What a wonderful idea! So easy! So much like calculating the average speed of a car…
And now for the downside
Patients have to be individually registered for Patient Online services. In each case the practice has to do some checking. Are they who they say they are? Are they competent to consent for Patient Online services? Are there safeguarding risks? Are they being coerced into making their records available?
But that’s not the biggest problem. Before any patient can be allowed to view their record the practice has to check that it contains nothing that might cause problems.
That means: no inappropriate references to third parties; no unanticipated diagnoses which might cause distress, such as a family history of Huntington’s chorea.
In addition, will anything in the record put staff at risk because the patient is likely to become upset by what they have written, however accurate — especially in relation to psychiatric illnesses and addictions?
The percentage of patients to whom these considerations may apply is small — but the consequences of not spotting these problems (or of not taking appropriate action) can be huge.
All healthcare organisations now agree that before any individual patient’s record is viewable online it should be checked thoroughly for entries such as the above, with consideration given to the need to redact parts of the record from the patient’s view.
This is a sensible and ethical approach. But it will take time.
Time – lots of it
This isn’t so bad if the practice has chosen only to show the detailed coded record (not free text or letters) because there will not be that much to check.
However, things are different when it comes to the full record. The average GP record now has many letters attached (often of three or more pages each). So every practice would have a huge job on its hands to check that each record is safe for detailed viewing — and all future entries will also have to be rigorously checked for the same things at the time they are made.
Indeed, my calculations suggest that to put the full records of 10% of the average practice list online each year would require the full-time work of a member of staff for two months each year for the next ten years.
(Say: 7,000 patients per practice, so 700 records have to go on-line each year. Allowing half an hour to check each record, that’s 16 patients a day, or 80 per week: a total of 8.75 weeks in all.)
But there’s another problem. Opening up the records to being viewed will inevitably lead patients to question their contents.
In some cases, they will query investigation results that are just outside normal values; or seek further information; or want to add to the notes or correct them — or even dispute them and request amendments. Practices will need to dedicate further time to this.
Now let me remind you — if you didn’t already know — that primary care in the NHS is teetering on the edge of total collapse.
Many of my full-time colleagues work 12-14 hours a day, so they can’t absorb extra work. Net practice remuneration is shrinking, which means we have no money to buy in more staff. And locums are getting ever harder to find.

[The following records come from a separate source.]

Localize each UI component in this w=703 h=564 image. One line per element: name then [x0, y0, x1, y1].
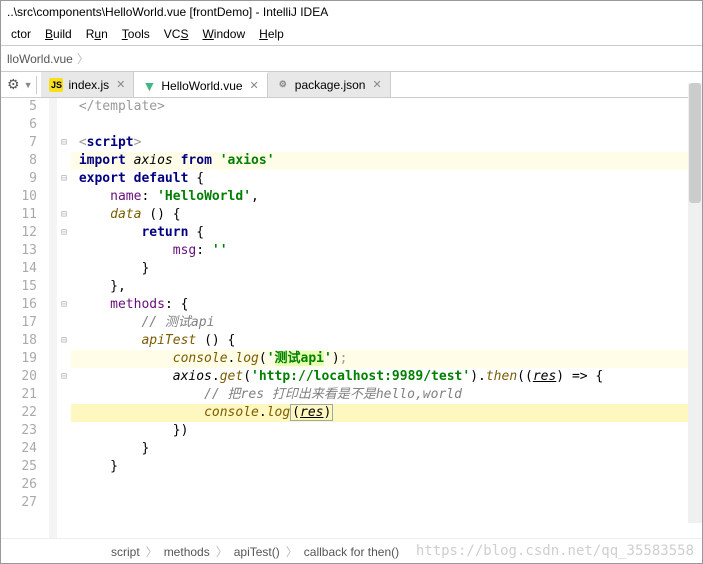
- chevron-right-icon: 〉: [216, 543, 228, 560]
- tab-index-js[interactable]: JS index.js ✕: [41, 72, 134, 97]
- watermark: https://blog.csdn.net/qq_35583558: [416, 543, 694, 559]
- change-markers: [49, 98, 57, 538]
- crumb-callback[interactable]: callback for then(): [304, 545, 399, 559]
- dropdown-arrow-icon[interactable]: ▼: [24, 80, 33, 90]
- editor-tab-bar: ⚙ ▼ JS index.js ✕ ▼ HelloWorld.vue ✕ ⚙ p…: [1, 72, 702, 98]
- vertical-scrollbar[interactable]: [688, 83, 702, 523]
- menu-refactor[interactable]: ctor: [5, 25, 37, 43]
- menu-bar: ctor Build Run Tools VCS Window Help: [1, 23, 702, 46]
- crumb-methods[interactable]: methods: [164, 545, 210, 559]
- chevron-right-icon: 〉: [77, 50, 89, 67]
- tabs: JS index.js ✕ ▼ HelloWorld.vue ✕ ⚙ packa…: [41, 72, 390, 97]
- crumb-script[interactable]: script: [111, 545, 140, 559]
- code-area[interactable]: </template> <script> import axios from '…: [71, 98, 702, 538]
- fold-gutter[interactable]: ⊟⊟⊟⊟⊟⊟⊟: [57, 98, 71, 538]
- line-number-gutter: 5678910111213141516171819202122232425262…: [1, 98, 49, 538]
- menu-tools[interactable]: Tools: [116, 25, 156, 43]
- nav-breadcrumb: lloWorld.vue 〉: [1, 46, 702, 72]
- vue-icon: ▼: [142, 79, 156, 93]
- tab-package-json[interactable]: ⚙ package.json ✕: [268, 72, 391, 97]
- gear-icon[interactable]: ⚙: [7, 76, 20, 93]
- close-icon[interactable]: ✕: [372, 78, 381, 91]
- js-icon: JS: [49, 78, 63, 92]
- menu-build[interactable]: Build: [39, 25, 78, 43]
- menu-window[interactable]: Window: [196, 25, 251, 43]
- nav-crumb-file[interactable]: lloWorld.vue: [7, 52, 73, 66]
- close-icon[interactable]: ✕: [250, 79, 259, 92]
- crumb-apitest[interactable]: apiTest(): [234, 545, 280, 559]
- tab-label: HelloWorld.vue: [161, 79, 242, 93]
- divider: [36, 76, 37, 94]
- tab-label: index.js: [68, 78, 109, 92]
- menu-run[interactable]: Run: [80, 25, 114, 43]
- menu-vcs[interactable]: VCS: [158, 25, 195, 43]
- scrollbar-thumb[interactable]: [689, 83, 701, 203]
- code-editor[interactable]: 5678910111213141516171819202122232425262…: [1, 98, 702, 538]
- close-icon[interactable]: ✕: [116, 78, 125, 91]
- tab-label: package.json: [295, 78, 366, 92]
- window-title: ..\src\components\HelloWorld.vue [frontD…: [1, 1, 702, 23]
- tab-helloworld-vue[interactable]: ▼ HelloWorld.vue ✕: [134, 72, 267, 97]
- json-icon: ⚙: [276, 78, 290, 92]
- chevron-right-icon: 〉: [286, 543, 298, 560]
- chevron-right-icon: 〉: [146, 543, 158, 560]
- menu-help[interactable]: Help: [253, 25, 290, 43]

In other words, far from being a simple, benign event with no significant consequences, Patient Online could easily become the straw that breaks the camel’s back, especially if the government decides to insist upon full record access, as opposed to the access to the detailed coded record that we have at the moment.
Fortunately NHS England has begun to acknowledge the logistical problems Patient Online presents, and now accepts that it is reasonable for practices to limit the uptake and checking of records for access to a rate they can manage, depending on their resources.
I’ve already alerted my CCG about all this, strongly encouraging them not to push Patient Online targets too forcefully. I’ve provided our local practices with detailed advice on how to implement the whole process successfully and safely — in particular reminding them of the dangers of not checking patient records properly before making them available online.
Patient Online is a potential nightmare for practices; yet on the surface, it sounds so innocent, doesn’t it? A bit like the average speed of a car, wouldn’t you say?